Page last updated at 13:07 GMT, Monday, 1 June 2009 14:07 UK

Roadside bomb kills Somali police

A Somali insurgent mans a position in the Tribune area in Hodan district on May 23, 2009
Islamist militiamen control large swathes of territory in Somalia

At least five Somali policemen have been killed in a roadside bomb blast in the capital, Mogadishu.

The officers were driving near a road junction in the south of the city when their vehicle was blown up.

Meanwhile, pro-government forces have regained control of a police station which had been overrun by Islamist insurgents, witnesses say.

At least three people were killed in the fighting in the Yaqshid area, which was seized by Islamists a month ago.

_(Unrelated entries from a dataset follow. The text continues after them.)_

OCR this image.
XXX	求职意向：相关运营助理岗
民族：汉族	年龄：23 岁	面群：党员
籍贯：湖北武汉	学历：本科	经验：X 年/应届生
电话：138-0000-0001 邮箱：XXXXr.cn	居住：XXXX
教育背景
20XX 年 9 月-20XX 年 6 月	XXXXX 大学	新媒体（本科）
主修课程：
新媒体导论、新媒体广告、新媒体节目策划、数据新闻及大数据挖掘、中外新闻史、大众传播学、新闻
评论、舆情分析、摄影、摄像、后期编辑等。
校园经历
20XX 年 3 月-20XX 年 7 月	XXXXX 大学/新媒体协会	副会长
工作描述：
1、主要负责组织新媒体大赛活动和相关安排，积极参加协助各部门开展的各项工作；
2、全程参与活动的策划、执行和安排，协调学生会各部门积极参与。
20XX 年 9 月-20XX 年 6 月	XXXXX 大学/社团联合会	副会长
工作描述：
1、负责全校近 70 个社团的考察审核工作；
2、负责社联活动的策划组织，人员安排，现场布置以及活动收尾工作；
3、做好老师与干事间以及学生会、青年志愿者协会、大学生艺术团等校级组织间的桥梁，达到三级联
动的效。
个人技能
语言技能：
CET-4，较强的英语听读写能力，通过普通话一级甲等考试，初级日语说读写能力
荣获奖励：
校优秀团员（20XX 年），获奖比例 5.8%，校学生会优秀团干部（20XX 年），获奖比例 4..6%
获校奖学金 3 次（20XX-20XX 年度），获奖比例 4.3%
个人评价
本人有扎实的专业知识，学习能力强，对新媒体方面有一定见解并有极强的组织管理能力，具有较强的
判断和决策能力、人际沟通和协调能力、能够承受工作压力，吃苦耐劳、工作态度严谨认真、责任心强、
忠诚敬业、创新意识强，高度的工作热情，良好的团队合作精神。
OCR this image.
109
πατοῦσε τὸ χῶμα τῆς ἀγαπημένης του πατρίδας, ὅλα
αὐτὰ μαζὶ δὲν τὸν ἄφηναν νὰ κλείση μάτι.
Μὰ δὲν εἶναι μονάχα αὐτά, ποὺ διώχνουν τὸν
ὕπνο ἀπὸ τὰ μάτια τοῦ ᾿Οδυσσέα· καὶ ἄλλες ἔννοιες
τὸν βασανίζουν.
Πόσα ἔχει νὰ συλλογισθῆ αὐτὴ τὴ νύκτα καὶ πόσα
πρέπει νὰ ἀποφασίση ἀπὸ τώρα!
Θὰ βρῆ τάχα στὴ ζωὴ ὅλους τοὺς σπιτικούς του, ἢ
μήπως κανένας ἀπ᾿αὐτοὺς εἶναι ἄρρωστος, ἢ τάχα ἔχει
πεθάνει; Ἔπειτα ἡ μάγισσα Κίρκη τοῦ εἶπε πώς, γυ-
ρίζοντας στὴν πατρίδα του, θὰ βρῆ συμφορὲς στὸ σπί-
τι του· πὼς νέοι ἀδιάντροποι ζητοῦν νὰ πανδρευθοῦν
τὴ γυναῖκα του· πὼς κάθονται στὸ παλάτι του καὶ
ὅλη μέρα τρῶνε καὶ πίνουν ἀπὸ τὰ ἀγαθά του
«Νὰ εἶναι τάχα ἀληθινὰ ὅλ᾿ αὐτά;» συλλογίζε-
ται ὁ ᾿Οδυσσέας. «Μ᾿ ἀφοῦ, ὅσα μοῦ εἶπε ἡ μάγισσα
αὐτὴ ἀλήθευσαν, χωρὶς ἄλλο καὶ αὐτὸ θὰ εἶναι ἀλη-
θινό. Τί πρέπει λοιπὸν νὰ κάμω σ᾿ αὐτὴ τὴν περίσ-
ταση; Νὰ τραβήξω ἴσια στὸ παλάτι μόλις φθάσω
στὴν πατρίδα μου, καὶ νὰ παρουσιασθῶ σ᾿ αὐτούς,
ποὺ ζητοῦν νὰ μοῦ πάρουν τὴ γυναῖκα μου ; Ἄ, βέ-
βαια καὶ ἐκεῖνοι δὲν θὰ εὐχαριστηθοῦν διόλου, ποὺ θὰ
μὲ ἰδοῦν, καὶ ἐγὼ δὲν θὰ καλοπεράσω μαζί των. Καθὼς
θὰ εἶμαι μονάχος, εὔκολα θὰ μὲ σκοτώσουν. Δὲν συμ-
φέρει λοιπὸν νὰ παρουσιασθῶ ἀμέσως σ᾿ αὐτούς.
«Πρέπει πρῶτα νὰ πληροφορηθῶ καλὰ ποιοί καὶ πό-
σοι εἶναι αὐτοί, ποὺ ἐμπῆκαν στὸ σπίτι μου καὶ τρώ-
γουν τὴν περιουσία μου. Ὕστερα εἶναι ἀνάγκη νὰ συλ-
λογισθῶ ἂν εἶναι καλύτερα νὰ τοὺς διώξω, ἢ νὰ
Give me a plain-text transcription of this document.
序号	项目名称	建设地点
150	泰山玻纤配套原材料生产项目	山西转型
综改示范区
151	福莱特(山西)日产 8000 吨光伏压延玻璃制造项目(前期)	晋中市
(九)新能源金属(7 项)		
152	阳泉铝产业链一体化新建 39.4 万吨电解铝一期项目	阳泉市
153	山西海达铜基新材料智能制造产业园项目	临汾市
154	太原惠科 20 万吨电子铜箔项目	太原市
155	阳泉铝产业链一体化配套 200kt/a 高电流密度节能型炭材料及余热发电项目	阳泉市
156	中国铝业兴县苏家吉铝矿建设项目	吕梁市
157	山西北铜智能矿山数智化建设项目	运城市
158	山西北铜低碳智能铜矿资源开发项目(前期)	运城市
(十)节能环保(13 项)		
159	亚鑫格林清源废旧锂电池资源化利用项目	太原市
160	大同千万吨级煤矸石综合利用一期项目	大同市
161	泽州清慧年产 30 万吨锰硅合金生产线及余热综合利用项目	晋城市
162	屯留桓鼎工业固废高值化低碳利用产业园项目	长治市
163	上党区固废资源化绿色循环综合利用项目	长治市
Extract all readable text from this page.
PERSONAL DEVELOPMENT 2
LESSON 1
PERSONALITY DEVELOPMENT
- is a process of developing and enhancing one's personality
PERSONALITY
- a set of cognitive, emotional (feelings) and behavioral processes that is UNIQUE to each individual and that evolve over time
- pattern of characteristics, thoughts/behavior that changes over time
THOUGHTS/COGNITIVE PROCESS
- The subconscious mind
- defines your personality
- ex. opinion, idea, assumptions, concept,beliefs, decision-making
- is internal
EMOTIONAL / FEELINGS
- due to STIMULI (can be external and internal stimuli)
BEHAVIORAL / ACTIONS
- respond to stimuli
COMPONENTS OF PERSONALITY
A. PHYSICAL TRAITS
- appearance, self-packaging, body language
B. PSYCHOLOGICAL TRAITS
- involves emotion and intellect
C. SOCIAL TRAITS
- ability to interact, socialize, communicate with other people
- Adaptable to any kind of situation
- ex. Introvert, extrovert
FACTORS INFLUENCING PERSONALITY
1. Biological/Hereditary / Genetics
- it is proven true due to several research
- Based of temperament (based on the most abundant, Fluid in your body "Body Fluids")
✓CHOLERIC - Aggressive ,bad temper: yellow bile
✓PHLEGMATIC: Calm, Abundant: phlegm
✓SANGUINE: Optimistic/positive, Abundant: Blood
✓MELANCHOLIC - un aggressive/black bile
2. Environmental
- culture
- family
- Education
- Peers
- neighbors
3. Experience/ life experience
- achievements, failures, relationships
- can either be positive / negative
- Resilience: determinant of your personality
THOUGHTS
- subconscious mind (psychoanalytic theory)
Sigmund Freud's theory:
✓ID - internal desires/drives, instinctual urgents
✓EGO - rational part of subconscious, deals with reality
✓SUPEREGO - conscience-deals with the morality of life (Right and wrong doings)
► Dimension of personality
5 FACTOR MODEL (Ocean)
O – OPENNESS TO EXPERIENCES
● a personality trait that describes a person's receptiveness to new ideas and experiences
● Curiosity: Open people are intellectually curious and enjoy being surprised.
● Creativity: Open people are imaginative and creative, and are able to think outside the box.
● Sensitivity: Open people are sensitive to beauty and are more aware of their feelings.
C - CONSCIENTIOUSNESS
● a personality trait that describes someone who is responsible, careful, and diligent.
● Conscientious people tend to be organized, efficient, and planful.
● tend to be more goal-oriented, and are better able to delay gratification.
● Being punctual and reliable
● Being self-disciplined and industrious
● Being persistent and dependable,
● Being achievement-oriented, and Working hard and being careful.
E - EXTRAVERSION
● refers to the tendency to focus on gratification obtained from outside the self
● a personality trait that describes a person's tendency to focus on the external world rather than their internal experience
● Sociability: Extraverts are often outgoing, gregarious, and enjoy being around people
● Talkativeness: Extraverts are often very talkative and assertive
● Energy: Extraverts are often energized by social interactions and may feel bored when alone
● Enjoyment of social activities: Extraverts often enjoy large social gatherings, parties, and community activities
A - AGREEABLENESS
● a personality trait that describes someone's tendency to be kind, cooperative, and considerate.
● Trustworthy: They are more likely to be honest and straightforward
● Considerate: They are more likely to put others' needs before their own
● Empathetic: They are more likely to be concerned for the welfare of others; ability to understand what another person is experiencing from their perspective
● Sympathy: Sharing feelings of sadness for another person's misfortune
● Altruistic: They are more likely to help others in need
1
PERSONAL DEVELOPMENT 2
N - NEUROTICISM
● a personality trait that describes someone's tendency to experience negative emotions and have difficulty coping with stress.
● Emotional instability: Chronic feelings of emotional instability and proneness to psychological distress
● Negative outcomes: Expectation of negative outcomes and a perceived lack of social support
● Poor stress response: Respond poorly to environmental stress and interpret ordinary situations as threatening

A government member of parliament, Salad Ali Jelle, was quoted by the AP news agency as saying there was fighting during the night.

But, he said, the rebels were forced to flee the area about 0800 local time (0500 GMT) and pro-government forces were now in control.

At least 60,000 people have fled the recent fighting around Mogadishu, which has left at least 200 people dead.

The internationally-recognised government only controls parts of Mogadishu and other pieces of territory.

Islamist radicals control much of southern Somalia.


The BBC's Mohammed Olad Hassan in Mogadishu says the loss of the police base means it will be harder for the Islamists to defend other parts of north Mogadishu.

The latest fighting comes after President Sheikh Sharif Sheikh Ahmed ordered a fight-back against al-Shabab guerrillas.

He says the group, accused of having links to al-Qaeda, has in its ranks foreigners who have fought in Iraq and Afghanistan.

Mr Ahmed, a moderate Islamist, was elected by a unity government in January as part of a UN-backed peace initiative.

Hardline Islamist groups want to impose a stricter version of Islamic law and are demanding the departure from Somalia of the 4,300-strong African Union peacekeeping force.

Somalia has not had a functioning national government since 1991, and years of fighting have left some three million people - a third of the population - needing food aid.